Hunkered down in sniper positions on the top floor of an abandoned building in the Syrian city of Raqqa, two Americans and a British volunteer face off Islamic State snipers on the other side of the front line. The trio, including two who were battle-hardened by experience in the French Foreign Legion and the war in Iraq, have made the war against IS in Syria their own.
They are among several U.S. and British volunteers in the decisive battle against the Islamic State group for Raqqa, the city in northeastern Syria that the militants declared the capital of their self-proclaimed caliphate in parts of Syria and neighboring Iraq.
The men joined U.S.-allied Syrian militias for different reasons – some motivated by testimonies of survivors of the unimaginable brutality that IS flaunted in areas under its control.
Others joined what they see as a noble quest for justice and a final battle with the “heart of darkness,” in a belief that violence can only be met with violence.
Taylor Hudson, a 33-year old from Pasadena, compares the fight for Raqqa to the 1945 Battle of Berlin in World War II that was critical to ending the rule of Adolf Hitler.
“This is the Berlin of our times,” said Hudson, who doubles as a platoon medic and a sniper in the battle against the militants. For him, IS extremists “represent everything that is wrong with humanity.”
Syria’s war, now in its seventh year, has attracted foreign fighters to all sides of the complicated conflict.

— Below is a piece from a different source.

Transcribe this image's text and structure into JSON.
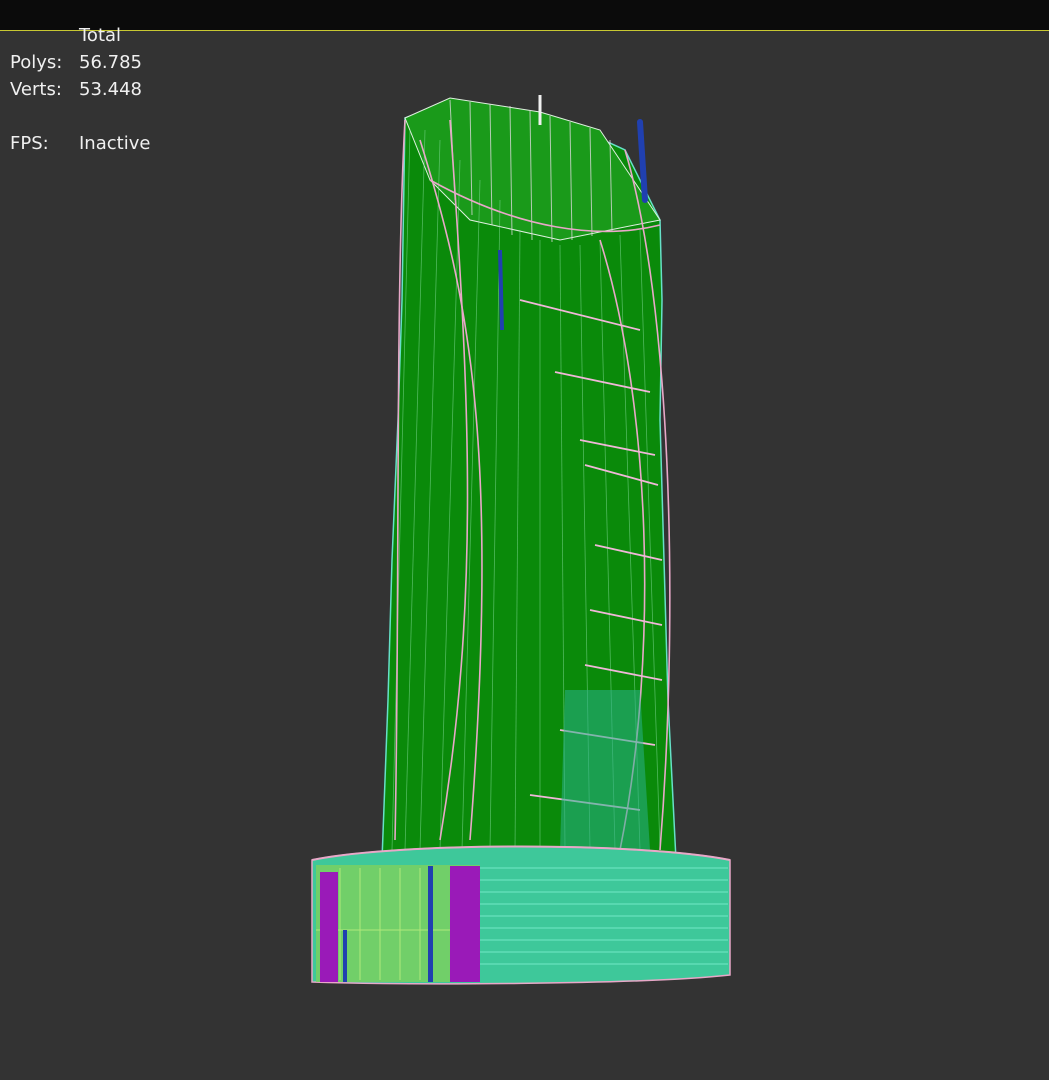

Islamic extremists from Europe, Asia and North Africa have boosted the ranks of the Islamic State group, as well as rival radical al-Qaida-linked groups. Shiite Iranian and Lebanese militias have sided with the Syrian government, deepening the sectarian nature of the conflict that has killed over 400,000 people and displaced over 11 million, half of Syria’s pre-war population.
On the anti-IS side – though far less in numbers than the thousands of foreigners who swelled the IS ranks – most Western foreign volunteers have been drawn to the U.S.-allied Kurdish militia known as The People’s Protection Units, or by their Kurdish initials as the YPG. The U.S. military has developed a close relationship with the YPG and its extension, the Syrian Democratic Forces, in the war against IS.
Some Western volunteers have died in battle – earlier in July the YPG announced that 28-year-old Robert Grodt, of Santa Cruz, California, and 29-year-old Nicholas Alan Warden, of Buffalo, died in the battle for Raqqa.
Since launching the push on Raqqa on June 6, the U.S.-backed forces have conquered a third of the city.
Hudson, who has been fighting in Syria for the past 13 months, said he was moved to tears by stories in the media of Iraqi Yazidi women who were enslaved by IS militants and looked for a way to help. A pharmacy student who learned combat medicine in the field, he said he had treated some 600 wounded ahead of the march onto Raqqa.
The presence of Western anti-IS volunteers in Syria has created something of a conundrum for their governments, which have often questioned them on terrorism charges.
“I am not a terrorist,” said Macer Gifford, a 30-year former City broker in London, who came to Syria three years ago to volunteer first with the Kurdish militia. Now he is fighting with an Assyrian militia, also part of the U.S-backed forces battling IS militants.
“I am here defending the people of Syria against terrorists,” he added.
Gifford has been questioned by both his British government and by the U.S government. At home, he has written and lectured about the complex situation in Syria, offering a first-hand experience of IS’ evolving tactics.
He believes the militants can only be defeated by sheer force.
“The Islamic State (group) is actually an exceptional opponent,” Gifford said. “We can’t negotiate them away, we can’t wish them away. The only way we can defeat them is with force of arms.”
For Kevin Howard, a 28-year old former U.S. military contractor from California who fought in Iraq in 2006, the war against the Islamic State group is more personal.
A skilled sniper who prides himself in having killed 12 IS militants so far, Howard said he is doing it for the victims of the Bataclan theatre in France, where the sister of one of his best friends survived. The Nov. 13, 2015 attacks claimed by IS killed 130 people at Paris cafes, the national stadium and the Bataclan, where 90 died.
“This is a continuation of that fight, I think if you leave something unfinished, it will remain unfinished for a lifetime,” he said, showing off his 1972 sniper rifle.